Global access to affordable insulin: understanding the barriers

Speakers: Marg Ewen and Molly Lepeska

June 2019

Marg Ewen and Molly Lepeska discussed the findings of a multi-year study on the factors limiting access to insulin treatment, including issues related to global market structure, intellectual property, trade, prices, taxes and tariffs. They also offered recommendations to increase affordability and accessibility of this essential medicine around the world.

Public funding of drug development: contributions of the US NIH

Speaker: Ekaterina Cleary

April 2019

The contributions of public funding to pharmaceutical R&D is underappreciated compared to the widely recognised financial investments made by the private sector. Ekaterina Cleary  discussed her team’s findings from a bibliometric research study that showed that US National Institutes of Health (NIH) funding significantly contributed to basic and applied research associated with all 210 new molecular entities (NMEs) approved by the US FDA from 2010 - 2016.

R&D costs of cancer medicines

Speaker: Kiu Tay-Teo

March 2019

Kiu Tay-Teo presented his team’s article comparing sales income with the estimated R&D costs of cancer medicines approved by the US Food and Drug Administration (US FDA) between 1987 and 2017, concluding that the observed returns for originator companies are far in excess of possible R&D costs. They also argued that lowering cancer drug prices and facilitating greater competition is essential for improving patient access, the financial sustainability of health systems and future innovation.

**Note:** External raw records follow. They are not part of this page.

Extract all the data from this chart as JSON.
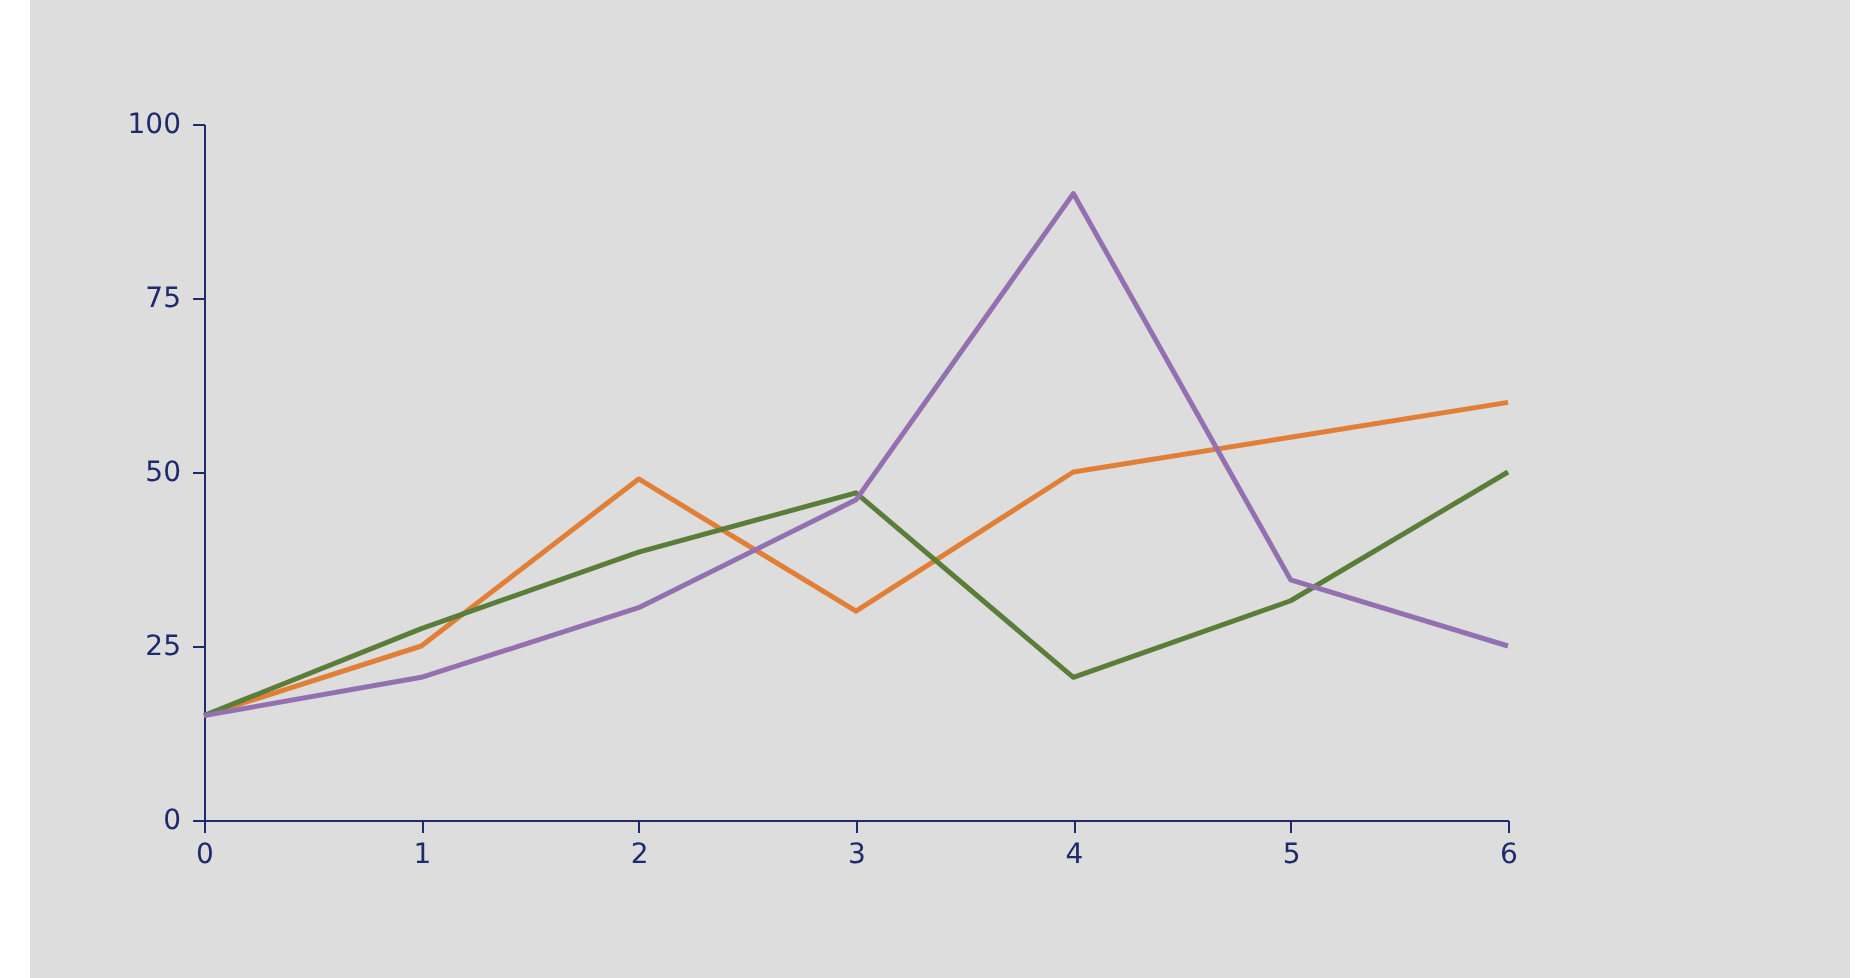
{
  "chart_data": {
    "type": "line",
    "x": [
      0,
      1,
      2,
      3,
      4,
      5,
      6
    ],
    "series": [
      {
        "color": "#e07f35",
        "values": [
          15,
          25,
          49,
          30,
          50,
          55,
          60
        ]
      },
      {
        "color": "#5a7d3a",
        "values": [
          15,
          27.5,
          38.5,
          47,
          20.5,
          31.5,
          50
        ]
      },
      {
        "color": "#9370b0",
        "values": [
          15,
          20.5,
          30.5,
          46,
          90,
          34.5,
          25
        ]
      }
    ],
    "xlim": [
      0,
      6
    ],
    "xticks": [
      0,
      1,
      2,
      3,
      4,
      5,
      6
    ],
    "ylim": [
      0,
      100
    ],
    "yticks": [
      0,
      25,
      50,
      75,
      100
    ],
    "marker": "none",
    "line_style": "solid"
  }
}
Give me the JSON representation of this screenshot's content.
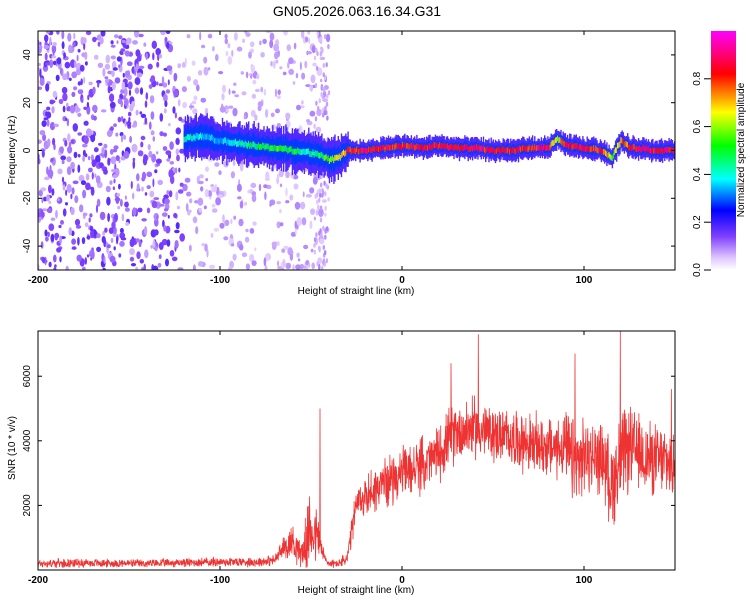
{
  "title": "GN05.2026.063.16.34.G31",
  "chart_data": [
    {
      "type": "heatmap",
      "name": "spectrogram",
      "xlabel": "Height of straight line (km)",
      "ylabel": "Frequency (Hz)",
      "xlim": [
        -200,
        150
      ],
      "ylim": [
        -50,
        50
      ],
      "xticks": [
        -200,
        -100,
        0,
        100
      ],
      "xtick_labels": [
        "-200",
        "-100",
        "0",
        "100"
      ],
      "yticks": [
        -40,
        -20,
        0,
        20,
        40
      ],
      "ytick_labels": [
        "-40",
        "-20",
        "0",
        "20",
        "40"
      ],
      "colorbar": {
        "label": "Normalized spectral amplitude",
        "range": [
          0,
          1
        ],
        "ticks": [
          0.0,
          0.2,
          0.4,
          0.6,
          0.8
        ],
        "tick_labels": [
          "0.0",
          "0.2",
          "0.4",
          "0.6",
          "0.8"
        ]
      },
      "tone_track": {
        "x": [
          -120,
          -110,
          -100,
          -90,
          -80,
          -70,
          -60,
          -50,
          -45,
          -40,
          -35,
          -30,
          -20,
          -10,
          0,
          10,
          20,
          30,
          40,
          50,
          60,
          70,
          80,
          85,
          90,
          100,
          110,
          115,
          120,
          125,
          130,
          140,
          150
        ],
        "freq": [
          5,
          6,
          4,
          3,
          2,
          1,
          0,
          -1,
          -2,
          -4,
          -3,
          0,
          0,
          1,
          2,
          1,
          2,
          1,
          1,
          0,
          0,
          1,
          1,
          5,
          2,
          1,
          0,
          -3,
          4,
          1,
          1,
          0,
          0
        ],
        "amplitude": [
          0.45,
          0.4,
          0.35,
          0.45,
          0.5,
          0.55,
          0.5,
          0.45,
          0.5,
          0.6,
          0.7,
          0.85,
          0.9,
          0.9,
          0.85,
          0.9,
          0.9,
          0.9,
          0.9,
          0.9,
          0.9,
          0.85,
          0.9,
          0.6,
          0.9,
          0.9,
          0.85,
          0.6,
          0.8,
          0.85,
          0.9,
          0.9,
          0.9
        ]
      },
      "noise_region": {
        "x_from": -200,
        "x_to": -40,
        "dense_to": -120,
        "amplitude": [
          0.1,
          0.3
        ]
      }
    },
    {
      "type": "line",
      "name": "snr",
      "xlabel": "Height of straight line (km)",
      "ylabel": "SNR (10 * v/v)",
      "xlim": [
        -200,
        150
      ],
      "ylim": [
        0,
        7400
      ],
      "xticks": [
        -200,
        -100,
        0,
        100
      ],
      "xtick_labels": [
        "-200",
        "-100",
        "0",
        "100"
      ],
      "yticks": [
        2000,
        4000,
        6000
      ],
      "ytick_labels": [
        "2000",
        "4000",
        "6000"
      ],
      "color": "#ee3333",
      "envelope": {
        "x": [
          -200,
          -180,
          -160,
          -140,
          -120,
          -100,
          -80,
          -70,
          -65,
          -60,
          -55,
          -50,
          -46,
          -44,
          -42,
          -40,
          -35,
          -30,
          -27,
          -25,
          -20,
          -10,
          0,
          10,
          20,
          25,
          30,
          40,
          50,
          60,
          70,
          80,
          90,
          95,
          100,
          110,
          115,
          120,
          125,
          130,
          140,
          150
        ],
        "mean": [
          200,
          220,
          210,
          200,
          230,
          250,
          250,
          300,
          700,
          900,
          500,
          1300,
          1000,
          600,
          300,
          200,
          200,
          350,
          1400,
          2000,
          2300,
          2700,
          3000,
          3200,
          3600,
          4000,
          4300,
          4400,
          4200,
          4100,
          3900,
          3800,
          3800,
          3200,
          3500,
          3500,
          2600,
          3400,
          3800,
          3600,
          3400,
          3300
        ],
        "spread": [
          150,
          160,
          150,
          150,
          160,
          180,
          180,
          200,
          400,
          700,
          500,
          1500,
          900,
          400,
          200,
          150,
          150,
          300,
          600,
          700,
          800,
          900,
          900,
          1000,
          1000,
          1100,
          1100,
          1100,
          1000,
          1000,
          1100,
          1100,
          1200,
          1800,
          1300,
          1300,
          1600,
          1800,
          1500,
          1400,
          1300,
          1300
        ]
      },
      "peaks": [
        {
          "x": -45,
          "y": 5000
        },
        {
          "x": 27,
          "y": 6400
        },
        {
          "x": 42,
          "y": 7300
        },
        {
          "x": 95,
          "y": 6700
        },
        {
          "x": 120,
          "y": 7400
        },
        {
          "x": 148,
          "y": 5600
        }
      ]
    }
  ]
}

Regulation to accelerate access to biosimilars

Speaker: Carolina Gomez

February 2019

Carolina Gomez discussed the main technical barriers associated with the international regulation of biologics and biosimilar drugs. She then presented Colombia’s 2014 regulatory reform intended to improve the evaluation of biologics with an emphasis on the process to authorize competing products i.e. biosimilars or biogenerics and the fast-track approach adopted.

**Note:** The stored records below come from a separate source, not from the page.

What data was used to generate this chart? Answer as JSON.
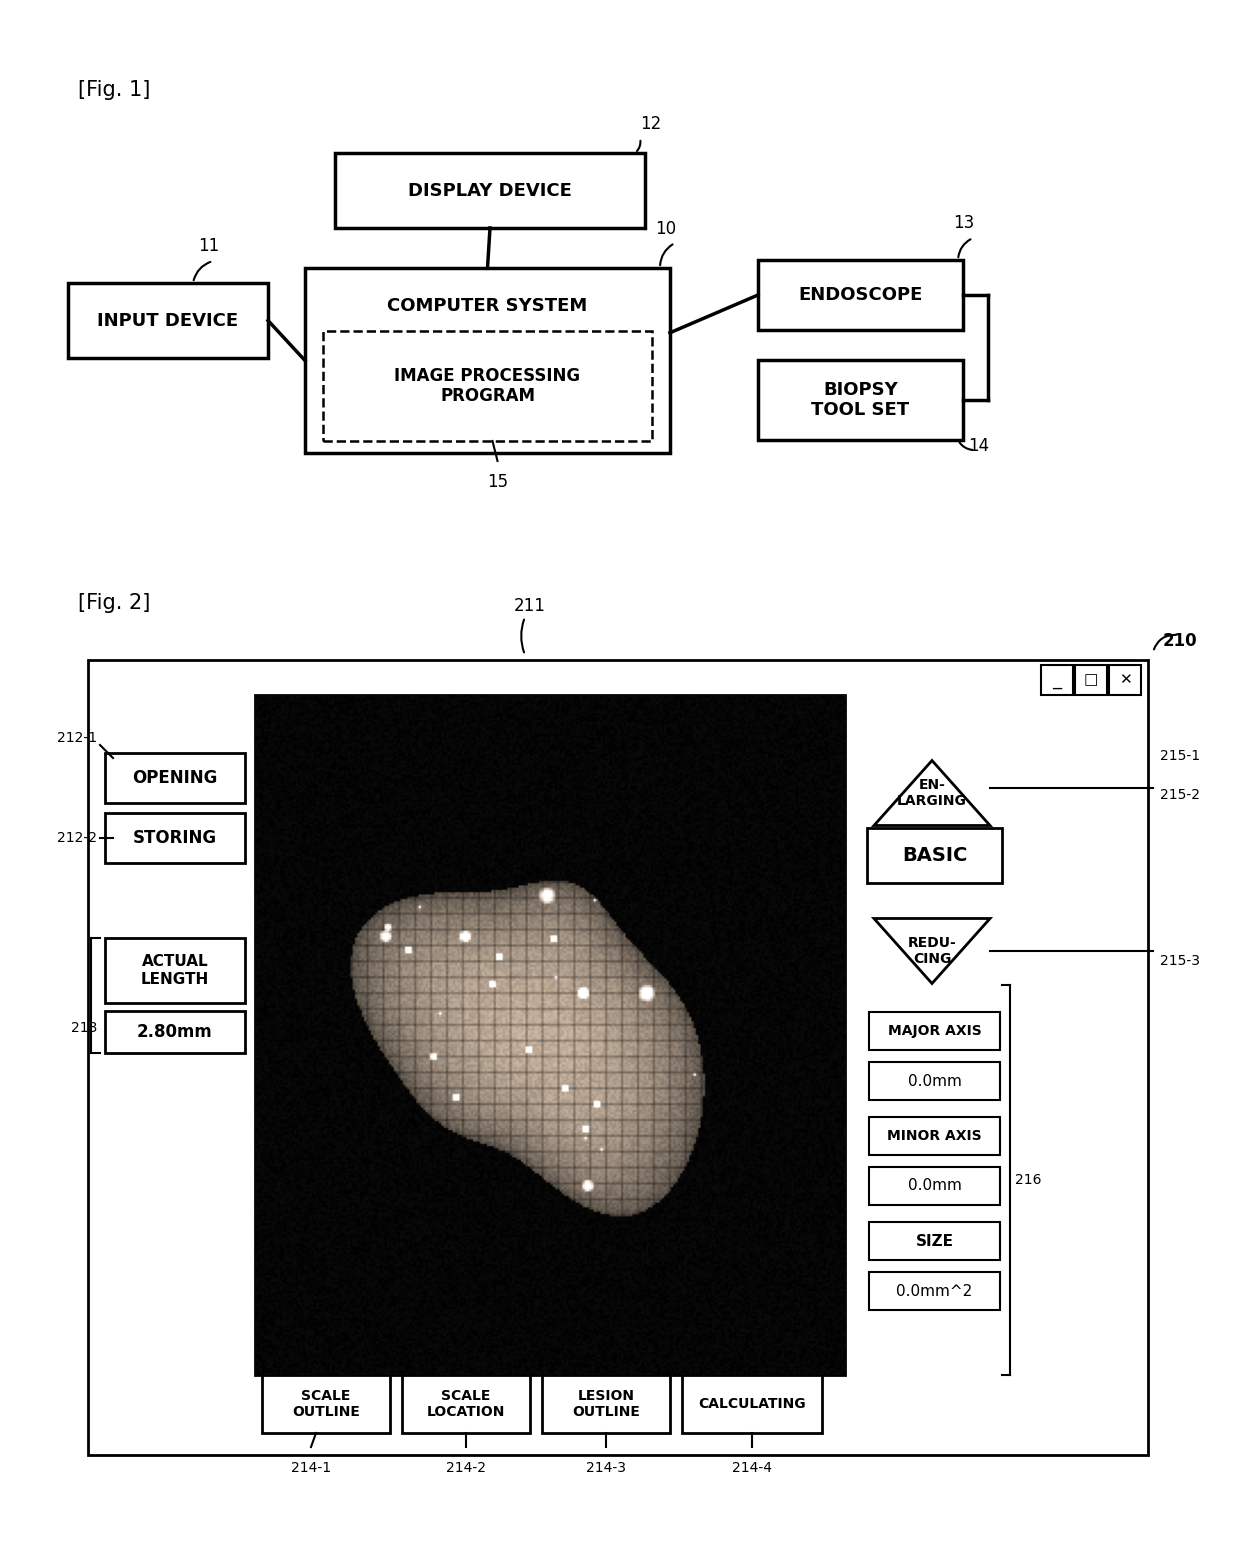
{
  "fig_label1": "[Fig. 1]",
  "fig_label2": "[Fig. 2]",
  "bg_color": "#ffffff",
  "line_color": "#000000",
  "fig1": {
    "display_device": "DISPLAY DEVICE",
    "computer_system": "COMPUTER SYSTEM",
    "image_processing": "IMAGE PROCESSING\nPROGRAM",
    "input_device": "INPUT DEVICE",
    "endoscope": "ENDOSCOPE",
    "biopsy_tool": "BIOPSY\nTOOL SET",
    "nums": {
      "dd": "12",
      "cs": "10",
      "ip": "15",
      "id": "11",
      "en": "13",
      "bt": "14"
    }
  },
  "fig2": {
    "opening": "OPENING",
    "storing": "STORING",
    "actual_length": "ACTUAL\nLENGTH",
    "actual_val": "2.80mm",
    "basic": "BASIC",
    "enlarging": "EN-\nLARGING",
    "reducing": "REDU-\nCING",
    "major_axis": "MAJOR AXIS",
    "major_val": "0.0mm",
    "minor_axis": "MINOR AXIS",
    "minor_val": "0.0mm",
    "size": "SIZE",
    "size_val": "0.0mm^2",
    "scale_outline": "SCALE\nOUTLINE",
    "scale_location": "SCALE\nLOCATION",
    "lesion_outline": "LESION\nOUTLINE",
    "calculating": "CALCULATING",
    "nums": {
      "win": "210",
      "img": "211",
      "open": "212-1",
      "stor": "212-2",
      "al": "213",
      "enlg": "215-1",
      "basic": "215-2",
      "redu": "215-3",
      "data": "216",
      "so": "214-1",
      "sl": "214-2",
      "lo": "214-3",
      "ca": "214-4"
    }
  }
}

Using competition law to address high medicines prices

Speaker: Frederick Abbott

January 2019

The pros and cons of using competition law to address the problem of high prices of medicines is widely debated in research and practice today. Prof. Frederick Abbott, a leading expert in competition law presented the main arguments for using competition law to tackle high medicines prices and technical aspects of how to determine when prices are excessive (e.g. considering cost of production, cost of development, degrees of risk).

Addressing high drug prices

Speaker: Sabine Vogler

December 2018

Compared to many other countries, European Union (EU) countries have had extensive experience developing and implementing policies on pricing, procurement and reimbursement of medicines, including generic drugs and biosimilars. Sabine Vogler analysed and described the policies most commonly used by EU countries, explained their strengths and limitations and offered proposals on how to improve them.

New technologies for Neglected Diseases

Speaker: Gavin Yamey

November 2018

Gavin Yamey presented his team’s research findings projecting which products would and would not emerge from the current R&D pipeline of health technologies for 35 neglected diseases of poverty, and estimated total costs, using the Portfolio to Impact (P2I) modeling tool.

A New World Patent Order

Speaker: Achal Prabhala

October 2018

Achal Prabhala shared his team’s research on biomedical patents granted and rejected in India, which uncovered strengths and weaknesses in how the Indian patent law has been implemented. He also shared policy implications for other emerging economies like Brazil and South Africa.